Matt shrugged. "I don't know quite what it is. I can't stand him, then I can't stand it when he goes away. He's hard to look at, like looking at a... a car wreck. You know you shouldn't stare, but..."
"A car wreck?"
"Well. Um." Matt scratched his head. He was going to say "the sun," but that didn't seem quite appropriate. "The point is, I don't know what he's thinking."
"And you want to know." Peter was out-and-out grinning now, and it unsettled Matt.
"Well, sure. Of course. Wouldn't you?"
Still Peter's grin persisted, and that sense of foreboding came over Matt again, like a rush of air blowing open the door to a world he'd never seen. He bit his lip. Peter's smile reminded him of Mohinder's, a little bit. That wide, adorable, amused ray of sunshine that made everything seem brighter, but with a piece of wickedness that hinted at roller-coasters to come. A smile like a carnival.
"You do know what that sounds like, right?" Peter said. Slapping his card face-down on the discard pile, he turned to Nathan and declared, "Gin!"
Nathan moaned and buried his head in his hands. As for Matt, he sat paralyzed for a moment, then got up shakily and walked away.
You know what that sounds like, right?
Yeah. He knew just what it sounded like. And you wonder why a guy was scared.
There was so much to do in the world. Lions to tame and audiences to wow. Laughs to be had, food to eat and drinks to guzzle. He'd never felt the gap in his life that so many guys seemed to because of a lack of curves and long hair by his side. He didn't think that meant anything. He was more well-adjusted than others, that's all. As well-adjusted as circus folk can get, that is.
And he liked his girls. Wasn't that enough? They were smooth and strong and perfect. Did he need any other opposite-sex companionship? Of course not.

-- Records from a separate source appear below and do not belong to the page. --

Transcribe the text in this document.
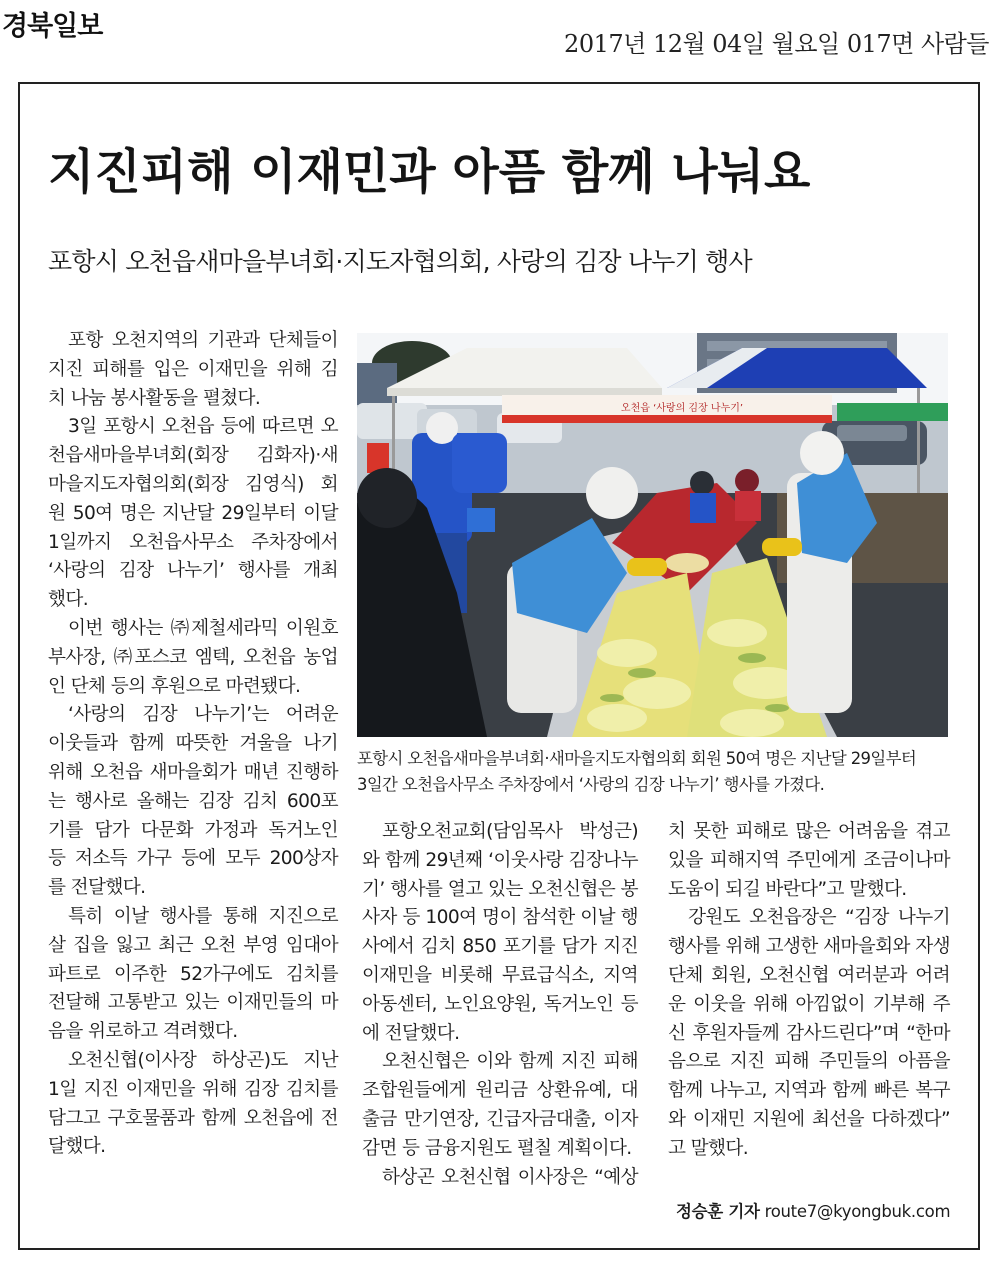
경북일보
2017년 12월 04일 월요일 017면 사람들
지진피해 이재민과 아픔 함께 나눠요
포항시 오천읍새마을부녀회·지도자협의회, 사랑의 김장 나누기 행사
포항 오천지역의 기관과 단체들이
지진 피해를 입은 이재민을 위해 김
치 나눔 봉사활동을 펼쳤다.
3일 포항시 오천읍 등에 따르면 오
천읍새마을부녀회(회장 김화자)·새
마을지도자협의회(회장 김영식) 회
원 50여 명은 지난달 29일부터 이달
1일까지 오천읍사무소 주차장에서
‘사랑의 김장 나누기’ 행사를 개최
했다.
이번 행사는 ㈜제철세라믹 이원호
부사장, ㈜포스코 엠텍, 오천읍 농업
인 단체 등의 후원으로 마련됐다.
‘사랑의 김장 나누기’는 어려운
이웃들과 함께 따뜻한 겨울을 나기
위해 오천읍 새마을회가 매년 진행하
는 행사로 올해는 김장 김치 600포
기를 담가 다문화 가정과 독거노인
등 저소득 가구 등에 모두 200상자
를 전달했다.
특히 이날 행사를 통해 지진으로
살 집을 잃고 최근 오천 부영 임대아
파트로 이주한 52가구에도 김치를
전달해 고통받고 있는 이재민들의 마
음을 위로하고 격려했다.
오천신협(이사장 하상곤)도 지난
1일 지진 이재민을 위해 김장 김치를
담그고 구호물품과 함께 오천읍에 전
달했다.
포항오천교회(담임목사 박성근)
와 함께 29년째 ‘이웃사랑 김장나누
기’ 행사를 열고 있는 오천신협은 봉
사자 등 100여 명이 참석한 이날 행
사에서 김치 850 포기를 담가 지진
이재민을 비롯해 무료급식소, 지역
아동센터, 노인요양원, 독거노인 등
에 전달했다.
오천신협은 이와 함께 지진 피해
조합원들에게 원리금 상환유예, 대
출금 만기연장, 긴급자금대출, 이자
감면 등 금융지원도 펼칠 계획이다.
하상곤 오천신협 이사장은 “예상
치 못한 피해로 많은 어려움을 겪고
있을 피해지역 주민에게 조금이나마
도움이 되길 바란다”고 말했다.
강원도 오천읍장은 “김장 나누기
행사를 위해 고생한 새마을회와 자생
단체 회원, 오천신협 여러분과 어려
운 이웃을 위해 아낌없이 기부해 주
신 후원자들께 감사드린다”며 “한마
음으로 지진 피해 주민들의 아픔을
함께 나누고, 지역과 함께 빠른 복구
와 이재민 지원에 최선을 다하겠다”
고 말했다.
오천읍 ‘사랑의 김장 나누기’
포항시 오천읍새마을부녀회·새마을지도자협의회 회원 50여 명은 지난달 29일부터
3일간 오천읍사무소 주차장에서 ‘사랑의 김장 나누기’ 행사를 가졌다.
정승훈 기자 route7@kyongbuk.com
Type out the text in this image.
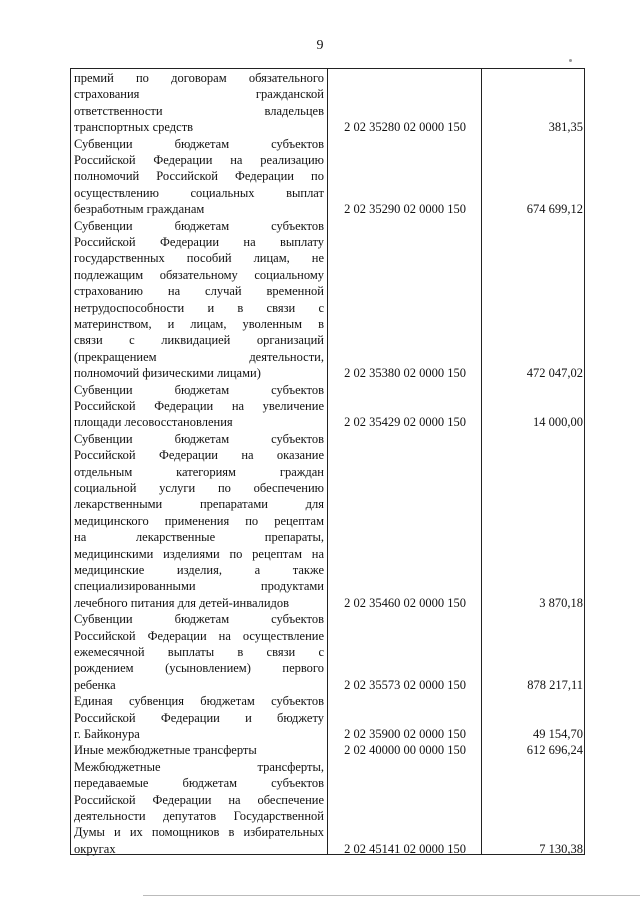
9
премий по договорам обязательного
страхования гражданской
ответственности владельцев
транспортных средств	2 02 35280 02 0000 150	381,35
Субвенции бюджетам субъектов
Российской Федерации на реализацию
полномочий Российской Федерации по
осуществлению социальных выплат
безработным гражданам	2 02 35290 02 0000 150	674 699,12
Субвенции бюджетам субъектов
Российской Федерации на выплату
государственных пособий лицам, не
подлежащим обязательному социальному
страхованию на случай временной
нетрудоспособности и в связи с
материнством, и лицам, уволенным в
связи с ликвидацией организаций
(прекращением деятельности,
полномочий физическими лицами)	2 02 35380 02 0000 150	472 047,02
Субвенции бюджетам субъектов
Российской Федерации на увеличение
площади лесовосстановления	2 02 35429 02 0000 150	14 000,00
Субвенции бюджетам субъектов
Российской Федерации на оказание
отдельным категориям граждан
социальной услуги по обеспечению
лекарственными препаратами для
медицинского применения по рецептам
на лекарственные препараты,
медицинскими изделиями по рецептам на
медицинские изделия, а также
специализированными продуктами
лечебного питания для детей-инвалидов	2 02 35460 02 0000 150	3 870,18
Субвенции бюджетам субъектов
Российской Федерации на осуществление
ежемесячной выплаты в связи с
рождением (усыновлением) первого
ребенка	2 02 35573 02 0000 150	878 217,11
Единая субвенция бюджетам субъектов
Российской Федерации и бюджету
г. Байконура	2 02 35900 02 0000 150	49 154,70
Иные межбюджетные трансферты	2 02 40000 00 0000 150	612 696,24
Межбюджетные трансферты,
передаваемые бюджетам субъектов
Российской Федерации на обеспечение
деятельности депутатов Государственной
Думы и их помощников в избирательных
округах	2 02 45141 02 0000 150	7 130,38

He had his needs, sure, but that was easily taken care of. Most of his sexual fantasies involved nothing more than a hot bath and a disembodied mouth or hand that didn't belong to anyone's body or personality. He'd tried his hand at real sex and tired of it quickly. It wasn't worth the stress.
But that was sex with women.
Why did the annoying Jiminy Cricket in his head have to have Peter's voice?
Matt closed his eyes and leaned back against the side of his trailer, his hand resting on the railing of the steps leading to its door. He felt as though he could hear the stirrings of the hand drums and strumming of the sitar that accompanied Mohinder's act. He thought of the lean, long limbs extending forever like a star's rays. The dark face. What must Mohinder's face look like while he's doing that act? Eyes closed -- of course he wouldn't be wearing his glasses -- with lashes fluttering against the cocoa blush of brown skin? Mouth upturned in rapture? Jaw trembling with the exertion?
He was clutching the railing now for dear life. There might as well have been nothing beneath his feet at all, because he wasn't sure he wasn't falling to his death. His whole body was tingling. He could feel each individual molecule of air brushing past his skin.
Great things happened during full moons and eclipses, he'd been told. Worlds changed, and people were drawn from darkness to light. And Matt had a horrible feeling his world was about to change, but he didn't feel terribly enlightened.
Why couldn't he just have a paralyzing fear of lions like a normal human being?